Quelque soit mon sentiment sur les hommes qui ont dirigé la Commune, je n'hésite pas un moment à mettre ses revendications sur le pied des légitimes aspirations du peuple. C'est la gradation, la marche ascendante du progrès. Luther demanda la liberté de conscience, 89, la liberté de l'État, son indépendance et sa propre possession, 71, la liberté de la commune et de l'association ; demain, ce sera pour couronnement de l'édifice, la liberté absolue – non la licence, entendons-nous – qu'on demandera.

Vous avez raison me dit-on. Aussi n'est-ce point l'aspiration, l'idée que l'on frappe, mais le crime.

Peut-être ; cela est contestable. Je nie que dans les milliers de procès qui se sont déroulés devant les conseils de guerre, les juges n'aient jamais été portés par la passion dans leurs jugements. Voyez le commandant Gaveau. Je nie, de plus, que l'on puisse assimiler l'assassinat des otages à un assassinat ordinaire. Mais en tous cas, si vous punissez l'assassin, punissez aussi ses complices. Or, ces complices, c'est vous, c'est moi, c'est la société, c'est la monarchie qu'elle a souffert si longtemps.

Pendant quinze siècles, la Royauté a commis sur le peuple toutes sortes de crimes. Que d'enfants du peuple assassinés par les rois ! On n'en parle pas, mais on n'a pas assez de larmes pour Louis XVII, ce fils innocent d'un monarque coupable, quoiqu'on en dise.

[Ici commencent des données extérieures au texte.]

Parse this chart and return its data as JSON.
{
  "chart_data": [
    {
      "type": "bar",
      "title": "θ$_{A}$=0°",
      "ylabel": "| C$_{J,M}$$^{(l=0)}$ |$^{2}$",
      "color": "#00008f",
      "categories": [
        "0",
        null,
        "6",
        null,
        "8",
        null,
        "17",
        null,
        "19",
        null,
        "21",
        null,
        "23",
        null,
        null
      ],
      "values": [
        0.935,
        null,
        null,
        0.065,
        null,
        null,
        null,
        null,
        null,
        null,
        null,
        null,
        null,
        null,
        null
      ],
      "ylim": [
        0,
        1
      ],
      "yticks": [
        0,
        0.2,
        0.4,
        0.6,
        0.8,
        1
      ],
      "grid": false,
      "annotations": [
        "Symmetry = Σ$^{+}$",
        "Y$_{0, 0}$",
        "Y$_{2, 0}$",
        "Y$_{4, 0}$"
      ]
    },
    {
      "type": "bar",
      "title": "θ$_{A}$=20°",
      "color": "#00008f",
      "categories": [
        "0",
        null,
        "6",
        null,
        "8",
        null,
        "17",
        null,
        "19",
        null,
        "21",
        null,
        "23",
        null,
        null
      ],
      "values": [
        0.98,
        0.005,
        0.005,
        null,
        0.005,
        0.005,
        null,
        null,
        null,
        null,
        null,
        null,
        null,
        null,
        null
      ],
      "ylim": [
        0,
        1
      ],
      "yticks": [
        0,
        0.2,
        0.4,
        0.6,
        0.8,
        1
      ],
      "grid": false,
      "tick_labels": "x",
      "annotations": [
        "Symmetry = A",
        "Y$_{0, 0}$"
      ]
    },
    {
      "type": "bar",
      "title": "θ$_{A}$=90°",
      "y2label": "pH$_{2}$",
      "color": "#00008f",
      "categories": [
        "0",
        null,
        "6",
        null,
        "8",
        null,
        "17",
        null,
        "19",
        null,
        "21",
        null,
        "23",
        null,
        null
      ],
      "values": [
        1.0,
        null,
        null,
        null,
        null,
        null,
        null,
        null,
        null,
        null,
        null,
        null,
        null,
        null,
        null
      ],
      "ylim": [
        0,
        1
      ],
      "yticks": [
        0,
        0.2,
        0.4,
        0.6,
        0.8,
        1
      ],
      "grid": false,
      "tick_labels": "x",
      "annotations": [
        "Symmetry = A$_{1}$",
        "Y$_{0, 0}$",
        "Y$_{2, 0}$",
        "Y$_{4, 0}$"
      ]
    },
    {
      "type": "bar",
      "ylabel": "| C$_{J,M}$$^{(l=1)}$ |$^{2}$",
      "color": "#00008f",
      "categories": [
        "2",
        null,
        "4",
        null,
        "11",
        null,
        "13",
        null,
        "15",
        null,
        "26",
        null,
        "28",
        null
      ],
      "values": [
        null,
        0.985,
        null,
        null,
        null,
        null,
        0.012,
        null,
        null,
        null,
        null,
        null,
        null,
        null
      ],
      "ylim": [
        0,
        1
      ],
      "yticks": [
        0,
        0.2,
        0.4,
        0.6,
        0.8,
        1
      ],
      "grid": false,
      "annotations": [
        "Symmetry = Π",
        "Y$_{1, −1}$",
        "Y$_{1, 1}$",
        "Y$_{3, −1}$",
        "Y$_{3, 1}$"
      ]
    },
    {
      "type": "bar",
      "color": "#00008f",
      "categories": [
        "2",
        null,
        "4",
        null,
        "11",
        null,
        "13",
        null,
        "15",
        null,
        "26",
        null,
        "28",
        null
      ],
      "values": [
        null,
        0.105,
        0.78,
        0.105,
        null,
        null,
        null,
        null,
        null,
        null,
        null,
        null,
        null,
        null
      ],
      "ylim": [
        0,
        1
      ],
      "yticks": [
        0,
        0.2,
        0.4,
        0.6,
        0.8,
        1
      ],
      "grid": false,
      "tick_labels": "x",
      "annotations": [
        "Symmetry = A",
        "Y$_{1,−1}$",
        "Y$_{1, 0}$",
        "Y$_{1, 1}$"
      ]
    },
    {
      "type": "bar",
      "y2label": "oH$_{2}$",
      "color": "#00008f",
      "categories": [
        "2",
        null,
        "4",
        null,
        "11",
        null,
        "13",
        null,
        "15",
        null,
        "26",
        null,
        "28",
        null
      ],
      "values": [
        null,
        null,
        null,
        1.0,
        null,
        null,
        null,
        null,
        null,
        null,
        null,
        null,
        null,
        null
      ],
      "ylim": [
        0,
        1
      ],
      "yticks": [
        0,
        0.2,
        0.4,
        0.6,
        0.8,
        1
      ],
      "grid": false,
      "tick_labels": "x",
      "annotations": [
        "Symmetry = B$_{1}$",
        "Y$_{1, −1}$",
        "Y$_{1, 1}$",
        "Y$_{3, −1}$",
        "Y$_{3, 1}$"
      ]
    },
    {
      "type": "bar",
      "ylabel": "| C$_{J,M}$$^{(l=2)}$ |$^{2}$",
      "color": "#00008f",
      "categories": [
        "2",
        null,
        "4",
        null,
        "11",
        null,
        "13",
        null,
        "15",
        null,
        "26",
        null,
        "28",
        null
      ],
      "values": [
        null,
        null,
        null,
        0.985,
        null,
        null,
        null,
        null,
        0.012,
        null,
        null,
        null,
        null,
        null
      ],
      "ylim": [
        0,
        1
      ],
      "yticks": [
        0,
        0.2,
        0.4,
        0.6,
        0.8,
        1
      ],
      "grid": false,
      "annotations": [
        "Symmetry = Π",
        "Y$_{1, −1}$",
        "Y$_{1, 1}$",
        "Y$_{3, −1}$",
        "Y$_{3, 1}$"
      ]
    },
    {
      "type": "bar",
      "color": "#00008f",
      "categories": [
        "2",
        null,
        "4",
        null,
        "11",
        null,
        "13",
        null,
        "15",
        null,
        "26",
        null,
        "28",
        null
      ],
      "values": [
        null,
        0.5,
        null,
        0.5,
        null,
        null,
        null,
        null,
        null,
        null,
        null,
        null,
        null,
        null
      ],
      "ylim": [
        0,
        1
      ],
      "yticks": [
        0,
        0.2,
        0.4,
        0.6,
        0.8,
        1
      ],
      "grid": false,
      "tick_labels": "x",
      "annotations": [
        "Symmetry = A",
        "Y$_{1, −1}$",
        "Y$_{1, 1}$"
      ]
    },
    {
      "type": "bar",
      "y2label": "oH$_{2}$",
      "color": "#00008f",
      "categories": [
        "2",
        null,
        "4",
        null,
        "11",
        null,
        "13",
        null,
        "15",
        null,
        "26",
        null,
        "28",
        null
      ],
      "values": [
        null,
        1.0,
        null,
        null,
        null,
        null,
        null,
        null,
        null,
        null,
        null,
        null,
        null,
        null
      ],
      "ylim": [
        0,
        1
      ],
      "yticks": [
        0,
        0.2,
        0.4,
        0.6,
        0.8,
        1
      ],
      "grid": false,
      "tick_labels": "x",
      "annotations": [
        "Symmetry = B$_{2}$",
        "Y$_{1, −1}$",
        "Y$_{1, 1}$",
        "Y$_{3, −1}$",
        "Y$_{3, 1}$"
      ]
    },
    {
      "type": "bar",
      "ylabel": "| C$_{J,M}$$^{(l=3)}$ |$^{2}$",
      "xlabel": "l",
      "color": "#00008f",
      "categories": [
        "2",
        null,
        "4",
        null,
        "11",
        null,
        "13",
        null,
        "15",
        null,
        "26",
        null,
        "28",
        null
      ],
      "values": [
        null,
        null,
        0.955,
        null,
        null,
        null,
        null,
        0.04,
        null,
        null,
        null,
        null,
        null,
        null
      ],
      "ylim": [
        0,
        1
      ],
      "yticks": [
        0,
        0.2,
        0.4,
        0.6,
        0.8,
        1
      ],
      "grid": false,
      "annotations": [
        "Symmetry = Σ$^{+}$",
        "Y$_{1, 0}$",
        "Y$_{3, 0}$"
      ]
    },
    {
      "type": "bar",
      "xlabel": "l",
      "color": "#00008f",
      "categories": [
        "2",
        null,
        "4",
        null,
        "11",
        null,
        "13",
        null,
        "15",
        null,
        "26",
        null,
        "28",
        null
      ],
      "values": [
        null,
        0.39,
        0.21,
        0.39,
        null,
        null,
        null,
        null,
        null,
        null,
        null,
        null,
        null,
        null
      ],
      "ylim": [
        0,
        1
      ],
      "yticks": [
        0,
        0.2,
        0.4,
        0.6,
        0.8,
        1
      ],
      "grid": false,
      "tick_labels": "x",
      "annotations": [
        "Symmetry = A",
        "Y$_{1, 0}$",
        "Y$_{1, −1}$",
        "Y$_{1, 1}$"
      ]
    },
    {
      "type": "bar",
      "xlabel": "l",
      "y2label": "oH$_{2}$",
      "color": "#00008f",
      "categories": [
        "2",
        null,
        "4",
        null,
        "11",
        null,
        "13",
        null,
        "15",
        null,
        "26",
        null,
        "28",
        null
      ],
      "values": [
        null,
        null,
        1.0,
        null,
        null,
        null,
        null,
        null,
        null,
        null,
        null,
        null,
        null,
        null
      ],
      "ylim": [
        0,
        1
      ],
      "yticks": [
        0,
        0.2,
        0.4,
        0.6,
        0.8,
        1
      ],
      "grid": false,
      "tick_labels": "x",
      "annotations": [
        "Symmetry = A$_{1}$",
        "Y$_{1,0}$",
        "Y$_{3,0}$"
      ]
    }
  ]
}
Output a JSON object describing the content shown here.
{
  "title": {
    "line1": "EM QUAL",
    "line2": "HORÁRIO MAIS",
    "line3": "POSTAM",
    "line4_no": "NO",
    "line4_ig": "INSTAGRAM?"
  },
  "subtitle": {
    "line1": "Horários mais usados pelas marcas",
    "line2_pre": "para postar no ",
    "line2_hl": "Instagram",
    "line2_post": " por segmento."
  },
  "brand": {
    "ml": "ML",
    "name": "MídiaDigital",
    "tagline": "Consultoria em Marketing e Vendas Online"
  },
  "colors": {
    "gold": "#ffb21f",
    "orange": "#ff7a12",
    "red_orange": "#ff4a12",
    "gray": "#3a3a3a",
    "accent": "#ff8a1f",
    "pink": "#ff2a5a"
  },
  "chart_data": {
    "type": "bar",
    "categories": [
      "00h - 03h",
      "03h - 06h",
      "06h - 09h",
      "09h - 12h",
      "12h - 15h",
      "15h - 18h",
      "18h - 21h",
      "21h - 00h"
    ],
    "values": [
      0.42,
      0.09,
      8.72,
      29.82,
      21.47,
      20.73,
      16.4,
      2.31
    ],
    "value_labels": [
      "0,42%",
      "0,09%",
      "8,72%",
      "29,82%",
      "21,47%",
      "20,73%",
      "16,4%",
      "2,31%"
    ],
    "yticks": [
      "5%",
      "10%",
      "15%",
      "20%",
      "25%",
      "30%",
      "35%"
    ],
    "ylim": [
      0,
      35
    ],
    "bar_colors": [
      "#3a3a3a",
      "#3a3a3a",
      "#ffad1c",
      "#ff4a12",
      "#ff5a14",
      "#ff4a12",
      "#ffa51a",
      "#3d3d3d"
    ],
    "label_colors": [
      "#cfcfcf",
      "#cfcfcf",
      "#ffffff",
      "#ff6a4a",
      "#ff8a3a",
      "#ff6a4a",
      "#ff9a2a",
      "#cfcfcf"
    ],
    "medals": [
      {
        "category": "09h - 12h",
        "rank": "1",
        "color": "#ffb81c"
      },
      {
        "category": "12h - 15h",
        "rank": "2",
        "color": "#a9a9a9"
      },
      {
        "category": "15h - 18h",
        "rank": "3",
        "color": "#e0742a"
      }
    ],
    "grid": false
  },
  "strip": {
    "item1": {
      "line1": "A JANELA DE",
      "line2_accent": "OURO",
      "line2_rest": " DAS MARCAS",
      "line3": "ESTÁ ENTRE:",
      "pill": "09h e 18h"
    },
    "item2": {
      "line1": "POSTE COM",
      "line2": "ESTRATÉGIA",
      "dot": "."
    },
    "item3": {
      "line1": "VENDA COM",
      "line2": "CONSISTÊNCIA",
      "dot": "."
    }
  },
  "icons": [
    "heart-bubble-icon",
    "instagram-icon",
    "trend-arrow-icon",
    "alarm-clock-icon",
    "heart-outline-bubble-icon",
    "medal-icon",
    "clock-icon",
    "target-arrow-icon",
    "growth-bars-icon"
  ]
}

Aujourd'hui, Chambord, Joinville, Aumale, et pour un peu, Napoléon III lui-même, se promènent en calèche découverte, en plein Paris. Ils sont députés, ils sont accueillis dans les « régions officielles »; on a pitié de leur infortune, bien que l'on ne veuille pas d'eux – et c'est bien heureux, vraiment – pour régner sur la France.

Delescluze – fanatique, peut-être, mais devant le patriotisme duquel je m'incline – Delescluze, cet homme qui a combattu toute sa vie pour une cause dont le succès ne lui promettait ni trésors, ni couronne, – Delescluze, qui, voyant son drapeau souillé et déshonoré, meurt noblement sur une barricade – l'histoire, plus juste que nous, enregistrera et admirera cette action sublime – Delescluze, dis-je, sortirait du tombeau, qu'il serait arrêté, jugé, fusillé sans merci.

Des feuilles écrivent tous les jours en grosses lettres dans leurs colonnes : Vive le roi !1 c'est-à-dire, vive l'oppression, la tyrannie, l'asservissement, l'abrutissement des intelligences, l'incendie des Chartes et des Droits immortels de l'Homme – et on les laisse faire... Si par malheur un journal allait crier : Vive la Commune ! – Or, je le demande, qu'a de plus horrible la Commune que la Monarchie – il serait suspendu, et ses rédacteurs emprisonnés.

Où est la justice des hommes ! ...


Mais tous ces gens-là me font l'effet d'un homme qui, ne voulant pas que le vent souffle du Nord, tournerait sa girouette au Sud et l'y maintiendrait de force, s'imaginant que le vent suivra la direction de sa girouette...


29 mai 1872



1La Décentralisation, Journal Lyonnais, l'Univers, etc.